I don't agree. It's clear that we have a bit easier row to hoe than Baltimore City, but I think it's quite replicable, and portions are replicable in poorer jurisdictions. The amount of dollars the county is putting in is really quite modest [$500,000 the first year]. What is different about Howard is that the county executive has made this a major priority. It's really county political will rather than county dollars. It's not that this is a wealthy county.

It is true, per capita, there are a bit fewer uninsured people [in Howard] than elsewhere, but other [jurisdictions] in the state are closer to Howard County. Across the country - from California to Wisconsin - efforts by states to step up and provide some form of universal health coverage appear to be stumbling into battles between unions and other advocates of broader and deeper coverage and critics who say the public coverage plans are undermining existing private insurance programs. How do you get past this conflict?

That conflict is not really here. Our plan, again, which is not insurance, is innovative in that it combines a significant increase in access to care and a health action plan that has been attracting attention and is replicable in national and state efforts in the future. The reason that so much political controversy occurs is based on our historical way of covering health insurance through employers - because of that constant tension between unions, workers and management. The beauty of our plan is that it's not employer-based. It could be a model at the national or state level. The only way we're going to have health care for all is to move away from the employer base. The main reason the number of uninsured has gone up is that a smaller percentage of small businesses are offering coverage. Surveys show many Americans are not convinced that being uninsured is a problem. How can advocates of universal insurance get past this obstacle?

If you look at national polls, health care is the No. 1 issue domestically for Democrats and No. 2 for Republicans.

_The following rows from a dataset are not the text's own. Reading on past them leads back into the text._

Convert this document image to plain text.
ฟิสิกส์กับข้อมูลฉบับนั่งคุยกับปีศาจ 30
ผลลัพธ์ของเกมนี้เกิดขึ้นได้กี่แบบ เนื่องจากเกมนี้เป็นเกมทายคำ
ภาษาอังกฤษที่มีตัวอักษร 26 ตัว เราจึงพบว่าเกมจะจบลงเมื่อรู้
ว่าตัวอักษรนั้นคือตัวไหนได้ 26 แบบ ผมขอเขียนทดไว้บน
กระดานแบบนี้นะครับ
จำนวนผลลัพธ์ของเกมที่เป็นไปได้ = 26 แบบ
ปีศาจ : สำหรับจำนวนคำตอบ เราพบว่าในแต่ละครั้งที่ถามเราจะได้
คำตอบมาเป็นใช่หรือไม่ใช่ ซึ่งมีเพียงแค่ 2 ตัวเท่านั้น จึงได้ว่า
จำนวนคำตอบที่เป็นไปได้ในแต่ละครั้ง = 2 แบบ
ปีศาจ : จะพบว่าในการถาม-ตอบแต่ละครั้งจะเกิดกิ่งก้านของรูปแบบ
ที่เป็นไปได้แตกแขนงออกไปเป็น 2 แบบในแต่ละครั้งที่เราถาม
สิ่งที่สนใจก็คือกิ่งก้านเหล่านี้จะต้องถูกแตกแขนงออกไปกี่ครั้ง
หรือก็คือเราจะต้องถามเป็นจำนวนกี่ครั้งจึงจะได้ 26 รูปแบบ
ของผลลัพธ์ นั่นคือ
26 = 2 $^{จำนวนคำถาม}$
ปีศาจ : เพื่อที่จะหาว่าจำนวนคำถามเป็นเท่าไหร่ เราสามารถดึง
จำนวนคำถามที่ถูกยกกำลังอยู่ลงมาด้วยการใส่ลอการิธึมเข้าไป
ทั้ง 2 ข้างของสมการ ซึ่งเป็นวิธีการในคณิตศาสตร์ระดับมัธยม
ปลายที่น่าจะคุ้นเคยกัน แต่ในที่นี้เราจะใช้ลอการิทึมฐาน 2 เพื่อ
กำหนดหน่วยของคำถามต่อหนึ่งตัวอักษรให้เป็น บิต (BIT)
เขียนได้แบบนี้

I think most people feel health care is a big issue. The average American realizes they are one paycheck or economic downturn away from being uninsured. What they don't realize is the immense burden on the average American for the uninsured. More than $1,000 of [each family's annual] premium goes not one iota for their own health coverage. It subsidizes hospital emergency-room care. I believe very strongly that health care is a human right, but there is self interest for people and financial self-interest that covering the uninsured [with inflated insurance premiums] is already a hidden tax. Growing numbers of families with employer-provided insurance are finding that their shares of the premium and/or co-pays have grown to make getting good health care a serious financial burden. Is it possible to find a way to ensure that private insurance will provide reasonably comprehensive coverage at an affordable price?

Honestly, I am not convinced after working on this issue for 15 years, that health care and access to it can be completely market-based. I'm not an economist, but there are so many aspects of the health care arena that don't necessarily translate into being done by the market.

People should have the ability to choose, the argument goes. Here's an example: Let's say you're going to have elective but important surgery. Honestly, it's a lot different than going to find the best wide-screen TV. I don't think health care translates into that. Judging the quality of a medical provider is much harder than defining the quality of a TV. The success rate of a physician depends on where they practice, who their patients are, who the insurance company is. Unlike TV sets, a lot of medical care is illness, injury or life and death. The combination of all thse issues does not lend itself to market forces. Really, I think there needs to be involvement of government, though not as the provider. What can you do to make insurance affordable for middle-income families with serious health care issues?

Although I understand the political heat that one takes when supporting a single-payer system, I strongly support a single-payer system with private providers and hospitals. That would be the most equitable, cost-effective and highest-quality health system. That's the only way we can get control of costs.